La guerra in Ucraina è arrivata al giorno 1273 e continua a mostrare tutte le sue contraddizioni. Da una parte, si moltiplicano i tentativi di apertura diplomatica, con la prospettiva di un incontro diretto tra Volodymyr Zelensky e Vladimir Putin, seguito da un trilaterale con la partecipazione di Donald Trump. Dall’altra, i cieli ucraini restano ancora sotto il fuoco dei missili e dei droni russi, che nelle ultime ore hanno colpito Kremenchuk, Poltava, Kharkiv e Kiev, prendendo di mira soprattutto le infrastrutture energetiche.

Questi attacchi non sono casuali, ma rappresentano una strategia precisa del Cremlino: dimostrare la propria forza militare proprio mentre si parla di pace, per presentarsi ai colloqui da una posizione di vantaggio. La guerra, quindi, prosegue nonostante le dichiarazioni di intenti e, anzi, sembra accompagnare passo dopo passo i negoziati.

Sul piano politico, la questione della sede dei colloqui resta un nodo delicato. Putin propone Mosca, ma Kiev ha respinto con decisione questa opzione, considerandola un’umiliazione diplomatica e una concessione simbolica al nemico. L’ipotesi più concreta resta quella di Ginevra, sostenuta anche dall’Italia, con la Svizzera pronta a garantire immunità legale a Putin in caso di partecipazione.

Zelensky, intanto, ribadisce che nessuna tregua sarà possibile senza garanzie di sicurezza concrete per l’Ucraina. Nei prossimi dieci giorni gli alleati occidentali dovrebbero formalizzare un pacchetto di impegni che includa sostegno militare, economico e soprattutto la promessa di difendere Kiev in caso di nuove aggressioni. Si tratta di un punto fondamentale per il futuro, che richiama l’idea di una protezione simile a quella assicurata dalla NATO ai suoi membri, pur senza un’adesione formale all’Alleanza.

Le reazioni internazionali rivelano una scena complessa. Emmanuel Macron ha espresso scetticismo sulla sincerità di Putin, sottolineando che la Francia parteciperà agli sforzi diplomatici senza però farsi illusioni. L’Europa appare divisa: alcuni Paesi, come Italia e Svizzera, puntano sulla mediazione, mentre gli Stati più vicini al confine russo insistono su una linea di massima fermezza. Nel frattempo, gli Stati Uniti si propongono come protagonisti assoluti del processo, con Trump che mira a rafforzare il proprio ruolo sulla scena internazionale, seguendo un approccio pragmatico orientato più al risultato che ai principi.
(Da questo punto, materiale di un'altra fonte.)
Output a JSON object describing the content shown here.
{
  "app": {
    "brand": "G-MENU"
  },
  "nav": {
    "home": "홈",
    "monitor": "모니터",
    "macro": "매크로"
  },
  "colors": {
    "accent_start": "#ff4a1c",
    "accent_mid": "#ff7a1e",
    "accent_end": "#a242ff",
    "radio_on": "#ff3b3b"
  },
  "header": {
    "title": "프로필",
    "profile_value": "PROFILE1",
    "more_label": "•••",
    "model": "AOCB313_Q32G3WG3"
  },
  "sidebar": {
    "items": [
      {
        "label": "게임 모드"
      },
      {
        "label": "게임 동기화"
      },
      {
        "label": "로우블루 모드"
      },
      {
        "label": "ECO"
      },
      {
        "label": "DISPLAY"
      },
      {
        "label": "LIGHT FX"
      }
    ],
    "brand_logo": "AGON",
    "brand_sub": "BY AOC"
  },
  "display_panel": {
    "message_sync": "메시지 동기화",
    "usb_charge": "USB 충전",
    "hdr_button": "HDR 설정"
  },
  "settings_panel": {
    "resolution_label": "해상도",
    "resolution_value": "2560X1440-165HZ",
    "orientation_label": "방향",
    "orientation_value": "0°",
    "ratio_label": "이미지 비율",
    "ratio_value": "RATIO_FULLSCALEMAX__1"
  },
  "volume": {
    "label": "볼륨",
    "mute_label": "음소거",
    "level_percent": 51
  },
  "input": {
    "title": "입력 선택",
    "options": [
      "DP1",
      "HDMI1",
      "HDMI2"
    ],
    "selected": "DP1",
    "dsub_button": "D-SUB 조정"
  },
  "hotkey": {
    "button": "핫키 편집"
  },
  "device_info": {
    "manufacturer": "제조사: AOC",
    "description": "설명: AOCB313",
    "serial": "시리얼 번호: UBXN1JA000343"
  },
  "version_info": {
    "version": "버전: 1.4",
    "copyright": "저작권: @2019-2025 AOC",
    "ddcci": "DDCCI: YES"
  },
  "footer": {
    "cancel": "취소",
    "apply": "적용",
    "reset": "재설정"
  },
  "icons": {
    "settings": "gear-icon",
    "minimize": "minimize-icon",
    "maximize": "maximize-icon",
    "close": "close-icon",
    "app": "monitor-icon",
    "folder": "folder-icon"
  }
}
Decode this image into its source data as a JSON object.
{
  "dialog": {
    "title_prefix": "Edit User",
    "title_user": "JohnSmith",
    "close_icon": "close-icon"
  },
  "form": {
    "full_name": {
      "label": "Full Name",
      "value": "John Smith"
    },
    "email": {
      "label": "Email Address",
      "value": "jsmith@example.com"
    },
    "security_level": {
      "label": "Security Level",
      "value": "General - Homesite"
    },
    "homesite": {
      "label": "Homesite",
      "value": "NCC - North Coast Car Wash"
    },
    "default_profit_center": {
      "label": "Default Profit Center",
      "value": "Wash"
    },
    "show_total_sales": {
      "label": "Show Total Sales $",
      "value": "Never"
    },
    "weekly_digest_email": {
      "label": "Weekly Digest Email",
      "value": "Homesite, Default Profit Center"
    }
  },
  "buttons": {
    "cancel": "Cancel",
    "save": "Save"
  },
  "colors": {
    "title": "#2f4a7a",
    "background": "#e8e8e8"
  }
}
Il quadro complessivo descrive un “negoziato armato”: mentre la diplomazia cerca soluzioni, la guerra continua con la stessa intensità. Per l’Ucraina la sfida è resistere sul campo e ottenere garanzie politiche durature; per la Russia l’obiettivo è mantenere la pressione e piegare Kiev a concessioni strategiche; per l’Occidente, infine, il compito è decidere se limitarsi a favorire il dialogo o impegnarsi direttamente con garanzie vincolanti.

Il futuro resta incerto. La grande domanda è se questi negoziati riusciranno davvero ad aprire la strada a una pace stabile o se si ridurranno a un esercizio diplomatico destinato a fallire mentre le armi continuano a parlare. La risposta dipenderà dalla capacità delle parti di andare oltre la logica della forza, e dalla determinazione della comunità internazionale a non permettere che la guerra diventi un eterno stallo senza uscita.